Les récits post-apocalyptiques constituent une illustration parfaite de ce à quoi ressemblerait l’humanité soudainement privée de Léviathan pour la surplomber et illustrant la célèbre maxime « L’homme est un loup pour l’homme« . Le comic book The Walking Dead, scénarisé par Robert Kirkman et rendu célèbre par la série télévisée lancée en 2010, offre un aperçu de l’état de nature tel que Hobbes le décrit. Le roman La route de Cormac McCarthy (sorti en film en 2009), quant à lui, va encore plus loin que The Walking Dead dans cette guerre de tous contre tous, et décrit un monde où les hommes ne reconnaissent absolument plus leurs semblables…
The Walking Dead peint une situation où, face à une invasion massive de zombies, il n’y a plus d’Etat et de lois pour contrôler les hommes. Au final, le vrai danger vient des autres humains et les zombies sont plutôt accessoires…
C’est l’apocalypse et plus rien n’existe, mais Rick garde son chapeau
Rick, le personnage principal, est un shérif représentant une autorité qui n’existe plus… il se retrouve alors à devoir reconfigurer son rôle pour rester un leader malgré tout. En bon héros, il finit toujours par imposer son autorité et parvient à chaque fois à assoir son rôle de leader. Il conserve tout au long de l’histoire un petit groupe fidèle autour de lui – rappelant le système de meute, si on poursuit l’analogie avec les loups de Hobbes – où l’on ne fait confiance qu’aux siens. Il y a très peu de trahisons internes et le danger vient systématiquement de l’extérieur. On pourrait croire que la mise en péril de l’humanité amènerait les survivants à être solidaire… Pourtant c’est exactement l’inverse qui se produit et les désirs mégalomanes de chacun se révèlent au grand jour : c’est la loi du plus fort qui l’emporte.
La méfiance et la peur sont permanentes, on ne souffle jamais et tout s’enchaine à une vitesse folle. Le groupe ne reste jamais bien longtemps dans un endroit sécurisé et un danger finit toujours par surgir, chaque instant de répit cachant l’arrivée d’un nouveau drame. Si cet état de méfiance entraine une paranoïa permanente vis-à-vis des personnes extérieures au groupe, des alliances peuvent avoir lieu, même si elles sont compliquées.
Au final, même s’il n’y a plus d’Etat, la réelle guerre de tous contre tous s’estompe dès que les zombies arrivent, incarnant un ennemi commun qu’il faut surmonter ensemble, amenant les groupes de survivants à s’allier entre eux.
Dans La route, l’état de nature apparait sous un autre jour. D’apparence similaire à The Walking Dead de part sa dimension post-apocalyptique et l’effondrement de tout système étatique, le récit laisse les restes de l’humanité entièrement livrés à eux-mêmes. Les causes de l’effondrement ne sont jamais présentées clairement, laissant au lecteur le soin d’imaginer quelle catastrophe a être à son origine.

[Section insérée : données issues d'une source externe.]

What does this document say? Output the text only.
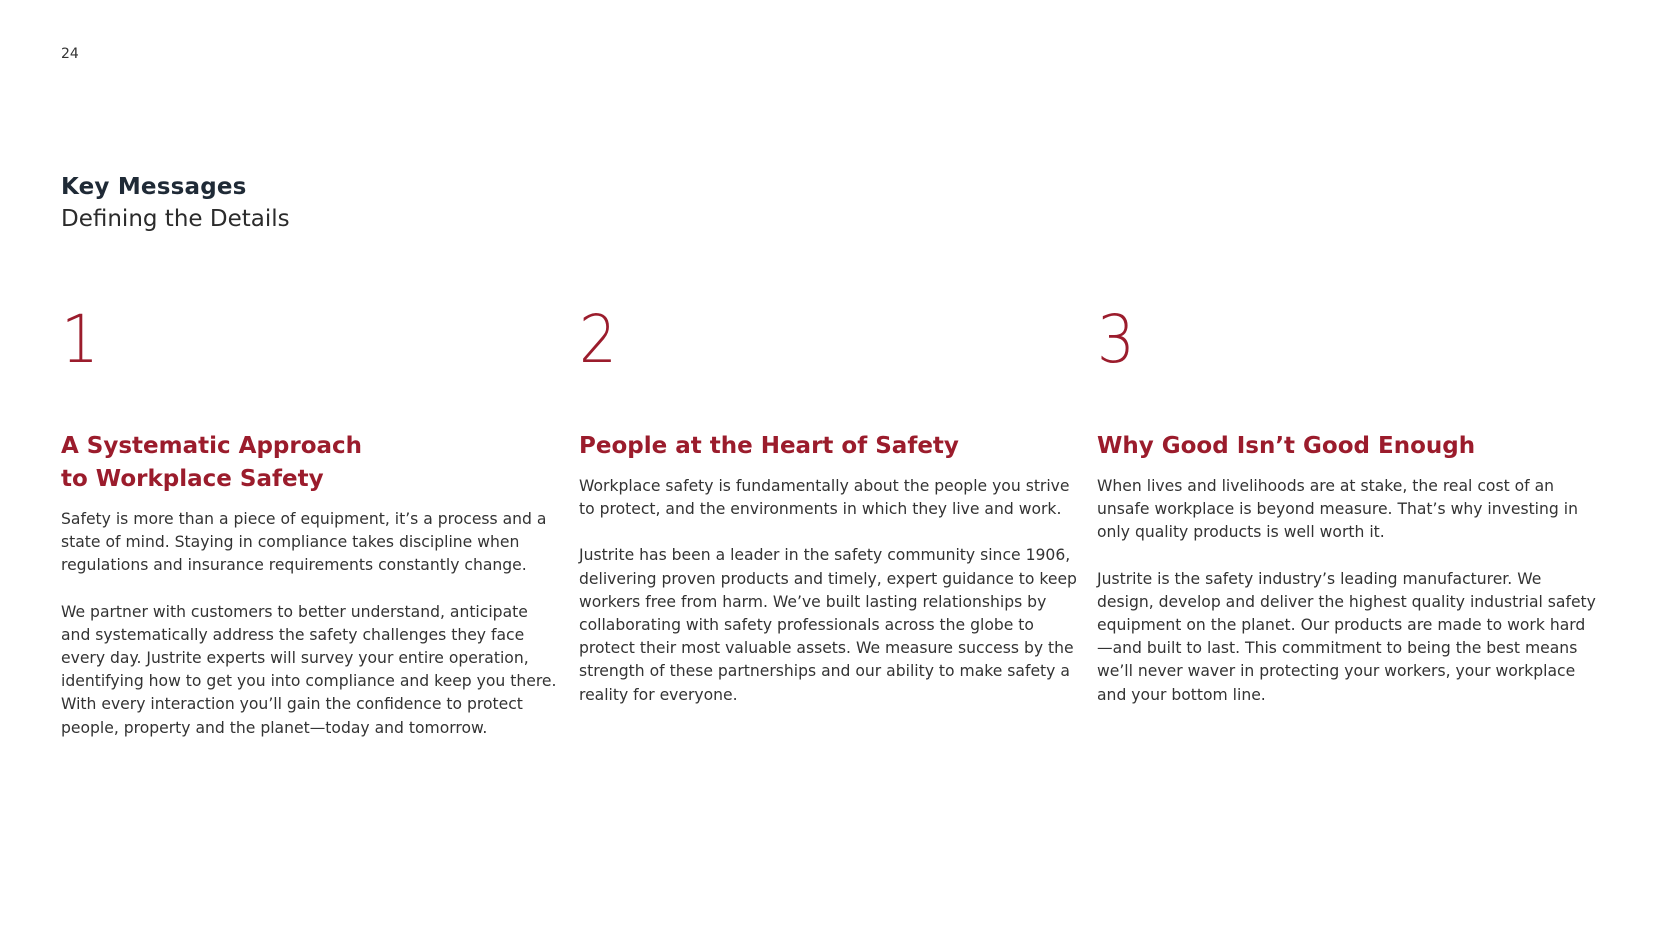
24
Key Messages
Defining the Details
1
A Systematic Approach
to Workplace Safety

Safety is more than a piece of equipment, it’s a process and a state of mind. Staying in compliance takes discipline when regulations and insurance requirements constantly change.

We partner with customers to better understand, anticipate and systematically address the safety challenges they face every day. Justrite experts will survey your entire operation, identifying how to get you into compliance and keep you there. With every interaction you’ll gain the confidence to protect people, property and the planet—today and tomorrow.

2
People at the Heart of Safety

Workplace safety is fundamentally about the people you strive to protect, and the environments in which they live and work.

Justrite has been a leader in the safety community since 1906, delivering proven products and timely, expert guidance to keep workers free from harm. We’ve built lasting relationships by collaborating with safety professionals across the globe to protect their most valuable assets. We measure success by the strength of these partnerships and our ability to make safety a reality for everyone.

3
Why Good Isn’t Good Enough

When lives and livelihoods are at stake, the real cost of an unsafe workplace is beyond measure. That’s why investing in only quality products is well worth it.

Justrite is the safety industry’s leading manufacturer. We design, develop and deliver the highest quality industrial safety equipment on the planet. Our products are made to work hard—and built to last. This commitment to being the best means we’ll never waver in protecting your workers, your workplace and your bottom line.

Dans ce roman, un homme et son fils parcourent seuls ce qu’il reste des Etats-Unis dans l’espoir d’atteindre la Côte Est, supposée être plus accueillante que les terres dévastées qu’ils traversent. Tout est recouvert d’une épaisse couche de poussière, il fait nuit en permanence en raison des cendres qui ont envahi l’atmosphère, et il est très difficile de trouver de la nourriture…
Dans ces conditions, le cannibalisme est monnaie courante : il est complètement impossible de constituer un groupe avec d’autres humains, puisque chacun est une proie potentielle. Il faut donc se débrouiller soi-même et faire preuve d’une vigilance constante… On retrouve alors finalement un état de nature tel que Hobbes le décrit, où les humains dépourvus de lois sont désespérément seuls et dans l’impossibilité de se lier à qui que ce soit. Pourtant, l’intrigue laisse de l’espoir, et nous fait dire que peut-être, dans très longtemps, tout finira par s’arranger.
Ces oeuvres de fiction nous fascinent plus que jamais et permettent de décrire les limites de notre humanité et notre civilisation. Même dans le chaos, il y apparait qu’il est toujours possible de constituer une communauté et une unité collective : l’humain ne peut s’empêcher d’être politique.